This article sets out to examine the state of pro bono services by lawyers in Nigeria vis-à-vis the current state of the availability and ease of the indigent’s access to justice.

It has been said that access to justice goes beyond access to lawyers and courts and that access to justice entails normative legal protection, legal awareness, legal aid and counsel, adjudication, enforcement and civil society oversight amongst others.[1]

It must be said from the outset here that it is in the interest of justice that all and sundry have access to justice notwithstanding their status.

Furthermore, the Nigerian Constitution (“Constitution”)[2] affords every citizen and residents of Nigeria access to fair hearing under section 36(1). On fair hearing, the Supreme Court of Nigeria in the case of Attorney-General of Rivers State v. Gregory Obi Ude[3] held that:

“A hearing of matter in court cannot be said to be fair if any of the parties appearing in court is refused a hearing or is denied the opportunity to be heard or present his case or call evidence.”

This right as provided by the Constitution has been incapacitated as many indigents have found it difficult to hire the services of a lawyer and the situation has accordingly promoted the violations of the human rights of the indigent.

Finally this article suggests a number of ways by which pro bono activities by lawyers could be promoted in Nigeria.



The term “pro bono” is a commonly-used short form of the Latin phrase “pro bono publico” meaning “for the public good”. In the legal profession, it refers to a situation where lawyers volunteer or are mandated to provide a degree of free legal services to the indigent in order to further access to justice.

It should be said here that pro bono legal services should not be confused with legal aid. Legal aid is a government programme where government funding is used to provide legal representation to persons in certain categories of cases, after applying a means test which examines their financial resources.[4] Most legal aid representation takes place in criminal cases. The lawyers who represent people in legal aid cases do not work for free; they are either government employees or private legal practitioners who are paid out of government funds.[5]


Article 10 of the Universal Declaration of Human Rights, to which Nigeria is a party, states that:

Everyone is entitled in full equality to a fair and public hearing by an independent and impartial tribunal, in the determination of his rights and obligations and of any criminal charge against him.[6]

In addition, Article 14, paragraph 3 (d), of the International Covenant on Civil and Political Rights states that:

Everyone should be entitled, among other rights, “to be tried in his presence, and to defend himself in person or through legal assistance of his own choosing; to be informed, if he does not have legal assistance, of this right; and to have legal assistance assigned to him in any case where the interests of justice so require, and without payment by him in any such case if he does not have sufficient means to pay for it”.

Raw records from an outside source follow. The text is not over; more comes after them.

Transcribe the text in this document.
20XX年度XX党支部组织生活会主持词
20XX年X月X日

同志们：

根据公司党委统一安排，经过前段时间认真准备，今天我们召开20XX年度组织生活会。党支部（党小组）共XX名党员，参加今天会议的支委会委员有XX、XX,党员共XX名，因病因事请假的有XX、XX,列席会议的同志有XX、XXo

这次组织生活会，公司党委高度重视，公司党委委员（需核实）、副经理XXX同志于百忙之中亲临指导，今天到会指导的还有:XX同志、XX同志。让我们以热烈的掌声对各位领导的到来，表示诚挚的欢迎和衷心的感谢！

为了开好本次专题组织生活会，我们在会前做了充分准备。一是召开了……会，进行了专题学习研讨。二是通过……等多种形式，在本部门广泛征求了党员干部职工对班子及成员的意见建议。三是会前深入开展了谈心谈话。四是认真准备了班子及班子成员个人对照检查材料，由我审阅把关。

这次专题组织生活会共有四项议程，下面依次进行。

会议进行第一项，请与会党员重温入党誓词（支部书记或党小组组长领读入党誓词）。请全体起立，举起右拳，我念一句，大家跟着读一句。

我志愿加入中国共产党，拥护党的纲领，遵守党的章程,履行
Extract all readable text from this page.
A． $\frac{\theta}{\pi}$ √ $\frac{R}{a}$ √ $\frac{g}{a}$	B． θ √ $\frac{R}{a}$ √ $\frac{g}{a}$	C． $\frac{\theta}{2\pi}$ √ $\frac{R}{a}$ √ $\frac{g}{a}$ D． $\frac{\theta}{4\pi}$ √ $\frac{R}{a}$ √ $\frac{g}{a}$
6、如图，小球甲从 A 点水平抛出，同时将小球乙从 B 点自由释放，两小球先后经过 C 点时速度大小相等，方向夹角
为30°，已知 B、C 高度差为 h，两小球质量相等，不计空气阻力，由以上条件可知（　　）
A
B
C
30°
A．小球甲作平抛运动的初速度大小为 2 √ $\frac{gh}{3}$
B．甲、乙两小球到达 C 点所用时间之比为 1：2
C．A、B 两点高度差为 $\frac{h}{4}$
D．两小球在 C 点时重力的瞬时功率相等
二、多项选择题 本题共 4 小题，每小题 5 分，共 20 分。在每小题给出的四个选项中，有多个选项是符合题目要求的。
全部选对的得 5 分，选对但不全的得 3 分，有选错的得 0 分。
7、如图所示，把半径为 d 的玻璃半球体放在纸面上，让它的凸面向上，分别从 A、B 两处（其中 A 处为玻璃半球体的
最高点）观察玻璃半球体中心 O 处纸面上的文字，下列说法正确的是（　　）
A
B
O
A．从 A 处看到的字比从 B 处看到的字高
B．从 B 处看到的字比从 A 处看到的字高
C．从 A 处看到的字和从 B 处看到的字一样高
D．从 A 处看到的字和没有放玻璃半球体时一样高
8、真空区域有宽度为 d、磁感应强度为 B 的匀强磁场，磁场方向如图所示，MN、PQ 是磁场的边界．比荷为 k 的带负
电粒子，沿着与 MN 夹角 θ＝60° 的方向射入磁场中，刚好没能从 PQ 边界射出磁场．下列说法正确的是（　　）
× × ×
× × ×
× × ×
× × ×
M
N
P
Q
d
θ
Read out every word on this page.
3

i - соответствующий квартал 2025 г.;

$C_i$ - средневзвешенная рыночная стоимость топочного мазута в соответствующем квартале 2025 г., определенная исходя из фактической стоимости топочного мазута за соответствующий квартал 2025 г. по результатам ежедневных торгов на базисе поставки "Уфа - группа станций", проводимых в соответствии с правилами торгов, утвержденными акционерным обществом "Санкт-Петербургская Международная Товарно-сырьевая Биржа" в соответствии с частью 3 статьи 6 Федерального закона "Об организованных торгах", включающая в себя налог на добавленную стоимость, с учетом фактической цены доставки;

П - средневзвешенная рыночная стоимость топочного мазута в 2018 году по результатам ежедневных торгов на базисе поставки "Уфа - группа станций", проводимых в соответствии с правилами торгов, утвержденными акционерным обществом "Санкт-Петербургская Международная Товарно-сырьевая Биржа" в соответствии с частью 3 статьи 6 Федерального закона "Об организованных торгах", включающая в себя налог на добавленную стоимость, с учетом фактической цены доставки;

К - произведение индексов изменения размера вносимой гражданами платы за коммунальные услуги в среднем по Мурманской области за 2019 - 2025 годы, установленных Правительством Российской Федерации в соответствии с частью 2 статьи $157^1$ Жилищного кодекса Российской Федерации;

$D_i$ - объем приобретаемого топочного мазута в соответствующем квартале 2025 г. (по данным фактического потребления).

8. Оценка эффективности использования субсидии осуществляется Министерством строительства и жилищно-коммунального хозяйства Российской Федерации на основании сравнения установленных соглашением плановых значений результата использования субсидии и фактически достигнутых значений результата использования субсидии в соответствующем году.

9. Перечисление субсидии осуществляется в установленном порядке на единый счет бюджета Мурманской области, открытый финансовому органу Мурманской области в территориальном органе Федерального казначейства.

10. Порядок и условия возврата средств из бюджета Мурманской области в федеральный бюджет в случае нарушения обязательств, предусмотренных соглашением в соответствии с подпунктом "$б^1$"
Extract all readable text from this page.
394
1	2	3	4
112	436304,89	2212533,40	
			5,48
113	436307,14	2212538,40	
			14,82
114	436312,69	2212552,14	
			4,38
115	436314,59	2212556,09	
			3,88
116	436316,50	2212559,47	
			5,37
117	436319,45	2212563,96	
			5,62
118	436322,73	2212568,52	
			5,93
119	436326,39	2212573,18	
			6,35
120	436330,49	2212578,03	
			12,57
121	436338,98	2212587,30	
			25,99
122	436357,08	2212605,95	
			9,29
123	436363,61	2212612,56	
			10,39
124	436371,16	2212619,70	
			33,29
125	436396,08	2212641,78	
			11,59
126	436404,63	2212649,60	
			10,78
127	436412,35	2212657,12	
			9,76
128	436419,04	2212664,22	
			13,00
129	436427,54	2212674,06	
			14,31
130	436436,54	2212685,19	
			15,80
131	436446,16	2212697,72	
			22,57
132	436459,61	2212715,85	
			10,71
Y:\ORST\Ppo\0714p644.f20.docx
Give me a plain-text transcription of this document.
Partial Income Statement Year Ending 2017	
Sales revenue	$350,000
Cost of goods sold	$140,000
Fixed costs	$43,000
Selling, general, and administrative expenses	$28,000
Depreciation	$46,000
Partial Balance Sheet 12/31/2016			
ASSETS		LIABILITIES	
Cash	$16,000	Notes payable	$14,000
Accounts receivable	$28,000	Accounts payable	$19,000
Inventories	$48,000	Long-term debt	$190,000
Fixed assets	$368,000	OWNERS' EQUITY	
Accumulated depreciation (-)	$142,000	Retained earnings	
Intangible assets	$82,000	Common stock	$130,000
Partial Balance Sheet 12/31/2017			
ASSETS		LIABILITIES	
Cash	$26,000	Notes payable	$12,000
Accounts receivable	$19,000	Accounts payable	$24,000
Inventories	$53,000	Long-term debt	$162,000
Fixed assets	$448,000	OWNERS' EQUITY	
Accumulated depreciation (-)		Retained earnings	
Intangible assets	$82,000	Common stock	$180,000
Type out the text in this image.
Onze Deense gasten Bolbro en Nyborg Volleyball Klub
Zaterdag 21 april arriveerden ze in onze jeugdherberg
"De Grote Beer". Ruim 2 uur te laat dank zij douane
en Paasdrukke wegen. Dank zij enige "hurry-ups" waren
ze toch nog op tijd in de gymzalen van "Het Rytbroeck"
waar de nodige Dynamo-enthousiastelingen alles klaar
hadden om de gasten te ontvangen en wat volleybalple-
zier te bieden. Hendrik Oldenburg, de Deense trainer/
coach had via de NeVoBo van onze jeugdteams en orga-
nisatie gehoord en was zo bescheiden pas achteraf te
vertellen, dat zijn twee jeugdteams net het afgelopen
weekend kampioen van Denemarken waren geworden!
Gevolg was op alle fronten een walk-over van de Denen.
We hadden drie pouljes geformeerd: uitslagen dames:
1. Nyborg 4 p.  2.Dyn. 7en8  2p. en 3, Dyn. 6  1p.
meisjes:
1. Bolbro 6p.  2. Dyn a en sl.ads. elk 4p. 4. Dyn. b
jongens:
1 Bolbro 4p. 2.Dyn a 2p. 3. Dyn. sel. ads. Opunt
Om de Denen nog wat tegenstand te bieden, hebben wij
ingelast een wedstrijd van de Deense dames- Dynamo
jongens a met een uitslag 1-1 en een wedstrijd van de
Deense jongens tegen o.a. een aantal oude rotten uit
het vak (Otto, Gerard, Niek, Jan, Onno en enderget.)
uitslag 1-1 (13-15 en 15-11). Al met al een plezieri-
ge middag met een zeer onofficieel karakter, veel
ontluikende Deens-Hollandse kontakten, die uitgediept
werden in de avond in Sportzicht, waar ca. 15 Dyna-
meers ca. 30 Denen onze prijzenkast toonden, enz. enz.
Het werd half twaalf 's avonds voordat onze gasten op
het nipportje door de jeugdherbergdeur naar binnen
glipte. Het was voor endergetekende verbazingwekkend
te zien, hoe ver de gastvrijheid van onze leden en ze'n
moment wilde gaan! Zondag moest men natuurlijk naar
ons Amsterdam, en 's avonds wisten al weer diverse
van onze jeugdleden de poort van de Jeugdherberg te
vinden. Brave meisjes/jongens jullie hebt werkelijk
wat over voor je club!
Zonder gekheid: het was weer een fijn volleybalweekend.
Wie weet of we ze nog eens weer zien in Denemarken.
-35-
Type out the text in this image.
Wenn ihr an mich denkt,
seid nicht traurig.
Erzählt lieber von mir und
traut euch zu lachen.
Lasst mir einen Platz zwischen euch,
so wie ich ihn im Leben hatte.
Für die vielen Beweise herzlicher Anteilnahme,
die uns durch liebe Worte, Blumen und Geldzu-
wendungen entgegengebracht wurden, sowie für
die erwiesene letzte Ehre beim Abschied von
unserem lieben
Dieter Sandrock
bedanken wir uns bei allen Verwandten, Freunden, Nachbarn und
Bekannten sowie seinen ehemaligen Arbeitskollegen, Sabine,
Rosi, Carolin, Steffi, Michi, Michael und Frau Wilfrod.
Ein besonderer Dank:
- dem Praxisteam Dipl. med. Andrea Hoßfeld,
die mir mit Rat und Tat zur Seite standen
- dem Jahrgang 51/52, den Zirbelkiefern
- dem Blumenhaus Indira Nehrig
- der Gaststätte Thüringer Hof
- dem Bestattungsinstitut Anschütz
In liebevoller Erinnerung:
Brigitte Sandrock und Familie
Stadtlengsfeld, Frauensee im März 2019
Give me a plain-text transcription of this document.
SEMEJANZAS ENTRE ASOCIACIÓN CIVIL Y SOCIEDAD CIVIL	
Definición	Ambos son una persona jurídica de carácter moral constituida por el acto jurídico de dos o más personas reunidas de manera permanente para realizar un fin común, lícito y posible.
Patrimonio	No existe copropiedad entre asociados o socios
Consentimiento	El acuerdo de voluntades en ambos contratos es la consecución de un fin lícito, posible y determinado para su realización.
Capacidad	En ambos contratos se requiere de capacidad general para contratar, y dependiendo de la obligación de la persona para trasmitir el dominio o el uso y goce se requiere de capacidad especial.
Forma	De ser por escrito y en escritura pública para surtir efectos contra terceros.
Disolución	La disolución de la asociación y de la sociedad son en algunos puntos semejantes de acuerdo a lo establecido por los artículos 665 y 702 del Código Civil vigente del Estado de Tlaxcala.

Article 14 of the United Nations Principles and Guidelines on Access to Legal Aid in Criminal Justice Systems, 2012, on the responsibility of member states, provides that:

Recognizing that legal aid is an essential element of a functioning criminal justice system that is based on the rule of law, a foundation for the enjoyment of other rights, including the right to a fair trial, and an important safeguard that ensures fundamental fairness and public trust in the criminal justice process,14 States should guarantee the right to legal aid in their national legal systems at the highest possible level, including, where applicable, in the constitution.

Articles 20, 21, 22 of the 20 of the United Nations Principles and Guidelines on Access to Legal Aid in Criminal Justice Systems, 2012 further provide that:

  1. States should ensure that anyone who is detained, arrested, suspected of, or charged with a criminal offence punishable by a term of imprisonment or the death penalty is entitled to legal aid at all stages of the criminal justice process.
  2. Legal aid should also be provided, regardless of the person’s means, if the interests of justice so require, for example, given the urgency or complexity of the case or the severity of the potential penalty.
  3. Children should have access to legal aid under the same conditions as or more lenient conditions than adults. 23. It is the responsibility of police, prosecutors and judges to ensure that those who appear before them who cannot afford a lawyer and/or who are vulnerable are provided access to legal aid.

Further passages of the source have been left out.